5. Visualizing the training Set result
The result of the training set will be visualized here. We will plot a graph for the Random forest classifier to visualize the training set outcome. As we saw in Logistic Regression, the classifier will predict yes or no for consumers who have purchased or not purchased the SUV car. The code for it is as follows:
from matplotlib.colors import ListedColormap
x_set, y_set = x_train, y_train
x1, x2 = nm.meshgrid(nm.arange(start = x_set[:, 0].min() - 1, stop = x_set[:, 0].max() + 1, step =0.01),
nm.arange(start = x_set[:, 1].min() - 1, stop = x_set[:, 1].max() + 1, step = 0.01))
mtp.contourf(x1, x2, classifier.predict(nm.array([x1.ravel(), x2.ravel()]).T).reshape(x1.shape),
alpha = 0.75, cmap = ListedColormap(('purple','green' )))
mtp.xlim(x1.min(), x1.max())
mtp.ylim(x2.min(), x2.max())
for i, j in enumerate(nm.unique(y_set)):
mtp.scatter(x_set[y_set == j, 0], x_set[y_set == j, 1],
c = ListedColormap(('purple', 'green'))(i), label = j)
mtp.title('Random Forest Algorithm (Training set)')
mtp.xlabel('Age')
mtp.ylabel('Estimated Salary')
mtp.legend()
mtp.show()
Output:
The visualization result for the Random Forest classifier
using the training set result is shown above.
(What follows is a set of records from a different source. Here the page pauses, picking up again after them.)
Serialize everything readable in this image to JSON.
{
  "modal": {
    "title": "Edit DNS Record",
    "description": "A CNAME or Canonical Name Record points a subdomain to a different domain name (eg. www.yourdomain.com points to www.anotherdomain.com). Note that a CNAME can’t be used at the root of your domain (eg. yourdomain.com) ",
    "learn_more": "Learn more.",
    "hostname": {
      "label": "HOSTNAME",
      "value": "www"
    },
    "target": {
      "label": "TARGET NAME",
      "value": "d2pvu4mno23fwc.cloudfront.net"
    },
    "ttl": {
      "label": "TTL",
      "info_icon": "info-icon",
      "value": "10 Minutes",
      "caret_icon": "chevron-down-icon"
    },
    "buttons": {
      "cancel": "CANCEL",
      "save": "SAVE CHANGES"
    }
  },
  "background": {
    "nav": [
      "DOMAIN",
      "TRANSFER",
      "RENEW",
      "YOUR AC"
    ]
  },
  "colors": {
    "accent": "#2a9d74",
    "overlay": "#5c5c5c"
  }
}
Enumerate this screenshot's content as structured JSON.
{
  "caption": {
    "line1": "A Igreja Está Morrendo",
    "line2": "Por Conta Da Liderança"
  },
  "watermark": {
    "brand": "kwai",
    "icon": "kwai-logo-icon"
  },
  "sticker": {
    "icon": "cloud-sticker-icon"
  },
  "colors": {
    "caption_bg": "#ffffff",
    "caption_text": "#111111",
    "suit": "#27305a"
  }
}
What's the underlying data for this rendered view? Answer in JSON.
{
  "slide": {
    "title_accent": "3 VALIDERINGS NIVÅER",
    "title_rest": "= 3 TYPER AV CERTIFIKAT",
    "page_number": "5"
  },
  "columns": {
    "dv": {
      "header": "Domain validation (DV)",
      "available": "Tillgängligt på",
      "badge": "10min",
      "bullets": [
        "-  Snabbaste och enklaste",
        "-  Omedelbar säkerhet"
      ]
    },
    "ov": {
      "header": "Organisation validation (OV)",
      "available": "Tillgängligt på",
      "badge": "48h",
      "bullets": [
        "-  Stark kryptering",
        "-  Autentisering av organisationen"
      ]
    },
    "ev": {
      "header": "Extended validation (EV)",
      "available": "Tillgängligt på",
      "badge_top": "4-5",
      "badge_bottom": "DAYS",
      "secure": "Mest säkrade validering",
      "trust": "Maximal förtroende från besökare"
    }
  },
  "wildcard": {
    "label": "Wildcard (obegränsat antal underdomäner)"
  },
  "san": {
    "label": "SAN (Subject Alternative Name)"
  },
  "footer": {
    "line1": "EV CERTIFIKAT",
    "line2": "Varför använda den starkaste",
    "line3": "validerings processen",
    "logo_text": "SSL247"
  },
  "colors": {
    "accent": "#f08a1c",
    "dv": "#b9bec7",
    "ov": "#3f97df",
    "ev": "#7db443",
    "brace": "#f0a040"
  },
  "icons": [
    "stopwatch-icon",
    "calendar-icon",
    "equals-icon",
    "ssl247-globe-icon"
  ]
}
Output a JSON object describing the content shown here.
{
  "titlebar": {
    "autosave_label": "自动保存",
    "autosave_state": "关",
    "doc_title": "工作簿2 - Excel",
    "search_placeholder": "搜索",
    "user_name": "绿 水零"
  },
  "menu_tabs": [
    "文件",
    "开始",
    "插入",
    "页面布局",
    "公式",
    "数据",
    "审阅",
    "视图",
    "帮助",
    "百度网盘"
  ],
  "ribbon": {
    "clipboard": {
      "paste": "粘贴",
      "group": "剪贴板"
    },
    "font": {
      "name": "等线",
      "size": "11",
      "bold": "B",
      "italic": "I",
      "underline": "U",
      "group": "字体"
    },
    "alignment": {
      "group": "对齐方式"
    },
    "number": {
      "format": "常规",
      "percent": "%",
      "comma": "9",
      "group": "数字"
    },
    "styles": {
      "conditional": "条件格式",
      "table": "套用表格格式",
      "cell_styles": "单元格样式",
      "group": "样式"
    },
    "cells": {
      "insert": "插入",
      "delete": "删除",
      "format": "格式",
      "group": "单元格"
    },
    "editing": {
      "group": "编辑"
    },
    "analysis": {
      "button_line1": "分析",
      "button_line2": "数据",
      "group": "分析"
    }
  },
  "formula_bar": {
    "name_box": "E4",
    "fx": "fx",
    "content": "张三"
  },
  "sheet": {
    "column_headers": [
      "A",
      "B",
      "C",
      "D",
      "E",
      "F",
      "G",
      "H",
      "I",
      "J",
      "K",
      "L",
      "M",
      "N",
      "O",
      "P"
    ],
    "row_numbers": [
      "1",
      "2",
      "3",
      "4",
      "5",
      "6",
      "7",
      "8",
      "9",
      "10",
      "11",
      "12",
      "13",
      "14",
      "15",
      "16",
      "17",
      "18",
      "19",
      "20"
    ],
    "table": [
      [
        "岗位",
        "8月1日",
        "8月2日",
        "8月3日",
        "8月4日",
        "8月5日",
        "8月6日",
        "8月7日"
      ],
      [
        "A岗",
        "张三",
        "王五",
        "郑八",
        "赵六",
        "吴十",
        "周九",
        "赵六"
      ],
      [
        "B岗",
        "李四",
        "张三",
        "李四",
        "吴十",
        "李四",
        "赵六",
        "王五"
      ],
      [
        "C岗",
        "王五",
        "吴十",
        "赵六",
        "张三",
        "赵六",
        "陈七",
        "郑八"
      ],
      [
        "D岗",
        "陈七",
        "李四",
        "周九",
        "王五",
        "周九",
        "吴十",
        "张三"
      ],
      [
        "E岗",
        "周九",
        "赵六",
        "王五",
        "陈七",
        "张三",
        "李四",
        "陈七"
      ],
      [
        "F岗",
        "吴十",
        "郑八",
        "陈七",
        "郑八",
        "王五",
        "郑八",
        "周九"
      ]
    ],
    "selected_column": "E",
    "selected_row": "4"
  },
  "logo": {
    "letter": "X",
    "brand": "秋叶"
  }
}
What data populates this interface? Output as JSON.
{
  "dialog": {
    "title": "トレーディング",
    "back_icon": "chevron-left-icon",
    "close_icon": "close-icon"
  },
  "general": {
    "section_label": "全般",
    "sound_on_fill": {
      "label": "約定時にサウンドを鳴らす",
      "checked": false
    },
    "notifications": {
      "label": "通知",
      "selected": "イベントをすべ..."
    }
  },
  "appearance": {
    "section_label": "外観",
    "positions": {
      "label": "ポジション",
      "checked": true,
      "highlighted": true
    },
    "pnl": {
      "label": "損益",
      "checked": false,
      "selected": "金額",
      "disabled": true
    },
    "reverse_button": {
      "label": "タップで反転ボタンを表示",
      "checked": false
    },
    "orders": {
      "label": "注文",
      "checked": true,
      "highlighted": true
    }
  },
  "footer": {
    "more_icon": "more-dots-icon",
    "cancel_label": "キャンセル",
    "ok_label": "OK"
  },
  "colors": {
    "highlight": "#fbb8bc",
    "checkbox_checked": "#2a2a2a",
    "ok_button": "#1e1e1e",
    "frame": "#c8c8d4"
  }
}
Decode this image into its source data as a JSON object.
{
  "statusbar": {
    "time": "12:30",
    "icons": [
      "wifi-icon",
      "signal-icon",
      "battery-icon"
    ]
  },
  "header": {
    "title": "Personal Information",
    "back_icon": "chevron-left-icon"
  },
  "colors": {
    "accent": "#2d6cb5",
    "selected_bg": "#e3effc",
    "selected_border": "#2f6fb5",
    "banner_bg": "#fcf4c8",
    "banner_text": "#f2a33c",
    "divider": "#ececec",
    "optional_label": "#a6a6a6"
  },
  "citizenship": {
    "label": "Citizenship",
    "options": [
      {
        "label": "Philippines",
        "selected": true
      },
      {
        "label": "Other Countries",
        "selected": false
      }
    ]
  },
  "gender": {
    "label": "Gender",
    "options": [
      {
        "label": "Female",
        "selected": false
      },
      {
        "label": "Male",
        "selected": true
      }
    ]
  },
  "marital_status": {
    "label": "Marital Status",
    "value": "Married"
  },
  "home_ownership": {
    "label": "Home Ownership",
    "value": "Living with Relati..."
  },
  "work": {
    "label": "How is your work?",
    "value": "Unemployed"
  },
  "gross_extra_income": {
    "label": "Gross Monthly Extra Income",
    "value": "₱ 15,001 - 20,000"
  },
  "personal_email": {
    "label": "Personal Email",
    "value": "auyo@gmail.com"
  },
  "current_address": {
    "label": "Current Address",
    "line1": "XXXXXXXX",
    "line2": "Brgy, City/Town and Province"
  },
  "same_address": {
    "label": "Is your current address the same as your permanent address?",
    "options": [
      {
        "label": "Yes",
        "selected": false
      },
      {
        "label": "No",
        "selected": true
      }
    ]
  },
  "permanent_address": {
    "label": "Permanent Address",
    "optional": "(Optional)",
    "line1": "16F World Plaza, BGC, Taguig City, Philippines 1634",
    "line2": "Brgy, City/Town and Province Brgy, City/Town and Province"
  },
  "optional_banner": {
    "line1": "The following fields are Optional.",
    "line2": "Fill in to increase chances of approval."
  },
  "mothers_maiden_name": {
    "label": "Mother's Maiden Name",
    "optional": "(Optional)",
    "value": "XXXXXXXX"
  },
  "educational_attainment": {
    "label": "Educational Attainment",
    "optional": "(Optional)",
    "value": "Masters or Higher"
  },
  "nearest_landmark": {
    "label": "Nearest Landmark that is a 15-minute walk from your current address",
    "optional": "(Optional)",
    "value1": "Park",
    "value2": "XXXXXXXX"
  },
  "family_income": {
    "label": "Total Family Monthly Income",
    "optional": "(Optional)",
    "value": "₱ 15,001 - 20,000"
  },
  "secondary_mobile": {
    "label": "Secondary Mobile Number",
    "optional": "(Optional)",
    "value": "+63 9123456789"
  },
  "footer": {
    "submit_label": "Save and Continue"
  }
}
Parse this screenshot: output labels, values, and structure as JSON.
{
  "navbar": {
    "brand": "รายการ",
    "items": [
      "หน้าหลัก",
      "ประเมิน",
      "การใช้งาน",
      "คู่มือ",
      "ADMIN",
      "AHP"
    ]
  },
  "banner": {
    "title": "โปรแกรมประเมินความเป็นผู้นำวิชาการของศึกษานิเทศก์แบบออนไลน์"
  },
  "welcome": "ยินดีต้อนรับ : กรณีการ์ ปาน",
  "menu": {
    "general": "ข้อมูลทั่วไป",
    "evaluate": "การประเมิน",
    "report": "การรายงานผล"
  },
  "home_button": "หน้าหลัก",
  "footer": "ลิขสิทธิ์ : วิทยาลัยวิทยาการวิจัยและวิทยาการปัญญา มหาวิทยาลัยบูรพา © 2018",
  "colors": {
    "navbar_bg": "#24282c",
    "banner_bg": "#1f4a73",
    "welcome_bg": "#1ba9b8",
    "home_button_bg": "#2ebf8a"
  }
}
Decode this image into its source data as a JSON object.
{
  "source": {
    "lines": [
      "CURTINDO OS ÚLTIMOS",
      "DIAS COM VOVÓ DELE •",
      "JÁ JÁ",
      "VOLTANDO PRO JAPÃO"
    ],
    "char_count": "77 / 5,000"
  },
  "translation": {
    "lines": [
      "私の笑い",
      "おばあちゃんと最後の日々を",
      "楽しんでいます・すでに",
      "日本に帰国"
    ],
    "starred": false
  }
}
It looks a lot
like the Decision tree classifier. The purple and green zones
are the prediction regions, and each data point corresponds to
each user in the user data. Users who did not purchase an SUV
automobile are classed in the purple region, while those who
did purchase an SUV are classified in the green region.
So we took 10 trees in the Random Forest classifier that
predicted Yes or NO for the Purchased variable. The classifier
calculated the result based on the majority of the
predictions.
6. Visualizing the test set result
Now we will visualize the test set result. Below is the code for it:
#Visulaizing the test set result
from matplotlib.colors import ListedColormap
x_set, y_set = x_test, y_test
x1, x2 = nm.meshgrid(nm.arange(start = x_set[:, 0].min() - 1, stop = x_set[:, 0].max() + 1, step =0.01),
nm.arange(start = x_set[:, 1].min() - 1, stop = x_set[:, 1].max() + 1, step = 0.01))
mtp.contourf(x1, x2, classifier.predict(nm.array([x1.ravel(), x2.ravel()]).T).reshape(x1.shape),
alpha = 0.75, cmap = ListedColormap(('purple','green' )))
mtp.xlim(x1.min(), x1.max())
mtp.ylim(x2.min(), x2.max())
for i, j in enumerate(nm.unique(y_set)):
mtp.scatter(x_set[y_set == j, 0], x_set[y_set == j, 1],
c = ListedColormap(('purple', 'green'))(i), label = j)
mtp.title('Random Forest Algorithm(Test set)')
mtp.xlabel('Age')
mtp.ylabel('Estimated Salary')
mtp.legend()
mtp.show()
Output:
The visualization result for the test set is shown above. Without the Overfitting problem, we can confirm that there are a minimum of (8) inaccurate predictions. Changing the number of trees in the classifier yields varied outcomes.